あんな素敵な人がいたんだ……。でも高校生だし、三年生だし、きっと会うこともなく卒業しちゃうんだろうな……。
先輩の手が触れた頭の感触が、今もまだ残っている。とても優しい手だった。笑顔も声も、たとえ外面でもいいと思えるほどのときめきだたった。
「あっ、一花! 大丈夫だった?」
一花を見つけた芽美と智絵里が、心配そうに駆けてくる。
「うん、さっき消毒してもらったから大丈夫」
「……一花、顔赤いけど熱とかない? もう一度医務室に行く?」
「そ、それはダメ!」
一花の慌てぶりが珍しく、二人は顔を見合わせる。
「平気〜とかじゃなくて、ダメってどういうこと?」
「そ、それは……」
口ごもる一花を見て、芽美は何かを閃いたのか、ニヤッと笑うと、
「ちょっと医務室見てくる! 一花を押さえておいて!」
と言って医務室まで走って行ってしまった。
あっという間の出来事に、一花は何も出来なかった。慌てふためく一花の横で智絵里がニヤニヤしている。

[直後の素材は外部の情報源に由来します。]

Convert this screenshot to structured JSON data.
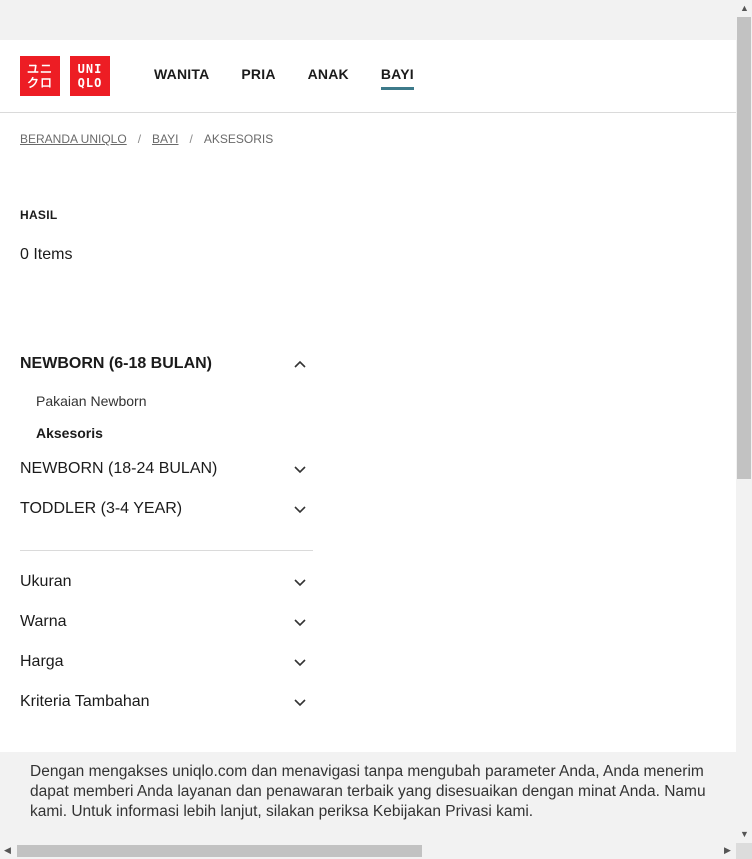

すると芽美が興奮した様子で戻ってきた。やや食い気味に智絵里が話しかける。
「どうだった⁈」
「めっちゃイケメンの高校生がいた!」
「えっ! じゃあ私も見てくる!」
入れ替わるかのように、今度は智絵里が医務室に向かって走り出す。
芽美は笑いを隠せず、顔を真っ赤にしたまま下を向いている一花に話しかける。
「なになに? あのイケメンの先輩にときめいちゃったの?」
そして智絵里も戻ってくる。
「すっごくかっこいい先輩じゃん! あんな人がこの学校にいたなんて知らなかったよ〜!」
「でしょ? 私もびっくりした」
二人は一花の肩を両側から抱くと、顔を近づけた。
「好きの基準がわからなかった一花ちゃんが、とうとうときめいたと?」
「で、でもちょっと会話しただけだから……」
「だとしても、一花の第一関門を突破したわけだからね、すごいじゃん」
「……でも三年生だし、私なんか相手にされないよ。校内でも会える可能性は低いし……」
「そっか……せっかく一花がときめいた人なのになぁ。残念だね」
「まぁもしかしたら校内で会える可能性もあるしね、先輩センサーを張り巡らせておこうか」
三人は笑い合う。
また会えたら嬉しいな……一花はポケットの中の絆創膏にそっと触れ、心の片隅でそう思うのだった。